I recently read "The Wright Brothers," David McCullough's biography of Wilbur and Orville Wright. It was wonderful learning more about these two remarkable men.

Some of the attributes they brought to what they did would serve any business owner well.

Neither Wilbur nor Orville completed high school. Think about that! These men were the first to build and fly a plane and they didn't even have high school or college diplomas.

Their father, Milton, had an extensive library at the family home in Dayton, Ohio. The brothers read constantly.

Many small business owners have no formal business education. But, like the Wright brothers, that does not stop them from becoming educated. That education often comes from the School of Hard Knocks, the same institution that everybody must eventually take for at least a couple courses. Read as much as you can. I find I learn a lot about business by reading biographies.

Wilbur and Orville had a very successful business building and repairing bicycles. They started the business themselves. They dealt with the typical ups and downs that all business people experience. Their "downs" were opportunities to start again, not give up.

Small business owners must have that resiliency. Most things don't go like clockwork. When you hit a brick wall, you must find a way through it or around it. No one else will do it for you.

Once they got an idea into their heads, the Wright brothers were driven to follow through with it. Their foresight and perseverance were remarkable.

Here is a paraphrased excerpt from a letter Wilbur wrote to the Smithsonian Institution in Washington, D.C.:I have been interested in the problem of mechanical and human flight ever since I [was a little boy].
My observations since then have only convinced me more firmly that human flight is possible and practical...
I am about to begin a systematic study of the subject in preparation for practical work to which I expect to devote what time I can spare from my regular business. I wish to obtain such papers that the Smithsonian Institution has published on this subject, and, if possible, a list of other works in print in the English language...
I am an enthusiast, but not a crank in the sense that I have some pet theories as to the proper construction of a flying machine.

Amazing. Little formal education did not stop Wilbur from reaching out to the Smithsonian Institute. He was humble, but clear, about his aspirations.

When anybody is crazy enough to simply start a business, they sometimes encounter naysayers. Yes, there is a lot to learn and a lot that can go wrong. Being self-motivated is essential for working one's way forward. And being humble enough to ask for help is critical.

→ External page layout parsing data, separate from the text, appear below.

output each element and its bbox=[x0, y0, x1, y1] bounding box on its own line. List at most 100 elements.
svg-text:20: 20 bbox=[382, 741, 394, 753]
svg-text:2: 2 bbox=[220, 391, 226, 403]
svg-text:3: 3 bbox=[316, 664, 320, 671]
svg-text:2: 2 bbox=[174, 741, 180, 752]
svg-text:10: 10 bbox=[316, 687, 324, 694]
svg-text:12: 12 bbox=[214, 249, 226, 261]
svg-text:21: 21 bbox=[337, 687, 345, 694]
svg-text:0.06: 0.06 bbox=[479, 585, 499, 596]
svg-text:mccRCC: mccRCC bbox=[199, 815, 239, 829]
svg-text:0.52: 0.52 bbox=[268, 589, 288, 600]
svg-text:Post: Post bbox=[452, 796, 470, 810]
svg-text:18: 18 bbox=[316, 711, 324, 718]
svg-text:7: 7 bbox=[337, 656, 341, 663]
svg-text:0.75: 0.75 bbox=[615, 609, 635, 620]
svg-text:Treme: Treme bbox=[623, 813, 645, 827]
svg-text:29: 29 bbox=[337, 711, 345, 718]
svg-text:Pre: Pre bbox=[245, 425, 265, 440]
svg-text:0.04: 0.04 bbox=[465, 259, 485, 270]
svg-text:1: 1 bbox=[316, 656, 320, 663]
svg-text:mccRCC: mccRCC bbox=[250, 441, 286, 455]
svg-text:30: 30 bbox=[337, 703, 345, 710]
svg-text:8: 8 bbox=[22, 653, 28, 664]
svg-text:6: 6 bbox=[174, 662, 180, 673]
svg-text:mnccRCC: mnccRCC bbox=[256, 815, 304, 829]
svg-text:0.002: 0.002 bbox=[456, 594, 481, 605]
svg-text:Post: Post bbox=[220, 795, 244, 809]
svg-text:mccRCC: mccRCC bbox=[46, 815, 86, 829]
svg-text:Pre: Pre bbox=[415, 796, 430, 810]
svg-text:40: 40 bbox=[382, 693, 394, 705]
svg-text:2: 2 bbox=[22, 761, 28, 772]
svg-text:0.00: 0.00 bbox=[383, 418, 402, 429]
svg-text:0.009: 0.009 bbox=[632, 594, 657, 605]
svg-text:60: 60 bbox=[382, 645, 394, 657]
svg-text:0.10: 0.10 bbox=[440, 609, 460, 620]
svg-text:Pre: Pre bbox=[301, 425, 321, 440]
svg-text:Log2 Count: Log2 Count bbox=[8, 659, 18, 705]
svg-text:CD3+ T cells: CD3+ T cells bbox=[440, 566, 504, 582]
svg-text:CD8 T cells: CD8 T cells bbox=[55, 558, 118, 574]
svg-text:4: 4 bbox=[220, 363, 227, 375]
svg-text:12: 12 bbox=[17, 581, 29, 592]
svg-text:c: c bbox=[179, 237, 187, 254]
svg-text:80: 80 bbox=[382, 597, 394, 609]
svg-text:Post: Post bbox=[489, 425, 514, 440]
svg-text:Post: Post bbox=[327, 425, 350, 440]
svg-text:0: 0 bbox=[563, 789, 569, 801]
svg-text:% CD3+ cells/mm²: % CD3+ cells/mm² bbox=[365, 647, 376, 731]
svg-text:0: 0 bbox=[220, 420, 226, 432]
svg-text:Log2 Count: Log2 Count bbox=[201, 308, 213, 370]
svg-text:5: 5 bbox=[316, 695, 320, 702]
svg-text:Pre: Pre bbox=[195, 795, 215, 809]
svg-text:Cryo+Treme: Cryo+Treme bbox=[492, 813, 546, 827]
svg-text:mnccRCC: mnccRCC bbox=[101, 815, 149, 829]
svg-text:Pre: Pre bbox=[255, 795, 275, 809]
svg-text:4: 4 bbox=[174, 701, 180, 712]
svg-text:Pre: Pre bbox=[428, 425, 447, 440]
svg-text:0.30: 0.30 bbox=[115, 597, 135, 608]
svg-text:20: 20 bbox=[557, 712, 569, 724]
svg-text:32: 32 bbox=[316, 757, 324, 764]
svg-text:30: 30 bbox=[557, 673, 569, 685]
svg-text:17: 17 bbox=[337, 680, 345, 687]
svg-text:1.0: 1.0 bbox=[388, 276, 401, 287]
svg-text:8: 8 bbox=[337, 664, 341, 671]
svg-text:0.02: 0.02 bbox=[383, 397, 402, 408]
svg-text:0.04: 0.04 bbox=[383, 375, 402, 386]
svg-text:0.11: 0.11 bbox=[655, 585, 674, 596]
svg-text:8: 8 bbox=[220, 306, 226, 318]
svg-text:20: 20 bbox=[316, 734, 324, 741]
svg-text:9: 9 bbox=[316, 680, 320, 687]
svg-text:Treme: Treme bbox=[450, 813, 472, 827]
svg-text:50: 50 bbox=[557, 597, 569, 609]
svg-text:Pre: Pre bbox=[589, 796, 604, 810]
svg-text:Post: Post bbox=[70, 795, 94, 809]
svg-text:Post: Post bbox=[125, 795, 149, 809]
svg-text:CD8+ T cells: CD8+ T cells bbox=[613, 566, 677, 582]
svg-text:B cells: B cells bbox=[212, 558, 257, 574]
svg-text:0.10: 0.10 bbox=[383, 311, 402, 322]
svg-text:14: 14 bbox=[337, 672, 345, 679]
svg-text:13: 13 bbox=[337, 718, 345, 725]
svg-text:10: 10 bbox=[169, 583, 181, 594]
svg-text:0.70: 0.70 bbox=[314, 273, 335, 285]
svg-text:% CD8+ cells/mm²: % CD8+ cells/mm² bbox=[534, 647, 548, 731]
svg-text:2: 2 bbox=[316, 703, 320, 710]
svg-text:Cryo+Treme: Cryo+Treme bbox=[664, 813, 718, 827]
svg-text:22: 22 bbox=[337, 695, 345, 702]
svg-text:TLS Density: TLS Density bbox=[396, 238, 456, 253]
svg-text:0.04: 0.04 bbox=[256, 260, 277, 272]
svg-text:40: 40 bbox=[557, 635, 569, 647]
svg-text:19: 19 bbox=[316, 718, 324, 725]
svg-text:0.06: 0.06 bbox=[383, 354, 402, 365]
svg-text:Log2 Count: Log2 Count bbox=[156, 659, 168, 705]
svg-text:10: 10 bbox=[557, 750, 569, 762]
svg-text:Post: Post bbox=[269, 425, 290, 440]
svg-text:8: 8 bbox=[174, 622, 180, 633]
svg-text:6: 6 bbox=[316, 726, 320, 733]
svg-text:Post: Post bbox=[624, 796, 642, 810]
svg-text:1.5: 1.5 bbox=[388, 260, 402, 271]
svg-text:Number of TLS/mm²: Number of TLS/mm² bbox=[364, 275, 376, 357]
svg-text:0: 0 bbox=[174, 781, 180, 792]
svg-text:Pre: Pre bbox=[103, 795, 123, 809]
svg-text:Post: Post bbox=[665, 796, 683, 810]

As Wilbur and Orville's efforts progressed, they always carefully assessed the outcomes of anything they attempted to do, whether or not it was successful.

The very first thing they would do after a crash is to figure out what needed to be changed to prevent the same thing from happening again. If things went well, they would have an equally intense debrief. They would do this themselves, as they were often working alone with simple support from some of the local people at Kitty Hawk.

That objectivity increase the speed at which they learned from both failures and successes. A business person without objectivity is their own worst enemy. A humble perspective coupled with a forward-thinking perspective is essential for learning hard lessons quickly and with as little pain as possible.

Without an objective perspective, a business person is doomed to learn the same things over and over again, making little or no progress towards success.

It takes "The Wright Stuff" to be successful at anything.

Any one of these attributes—being self-educated, a self-starter, self-motivated, or a self-critic—by themselves are not enough. The combination is powerful. Not as capable in all these areas as you would like? Start with the first one: being self-educated. After all, that worked for the Wright brothers!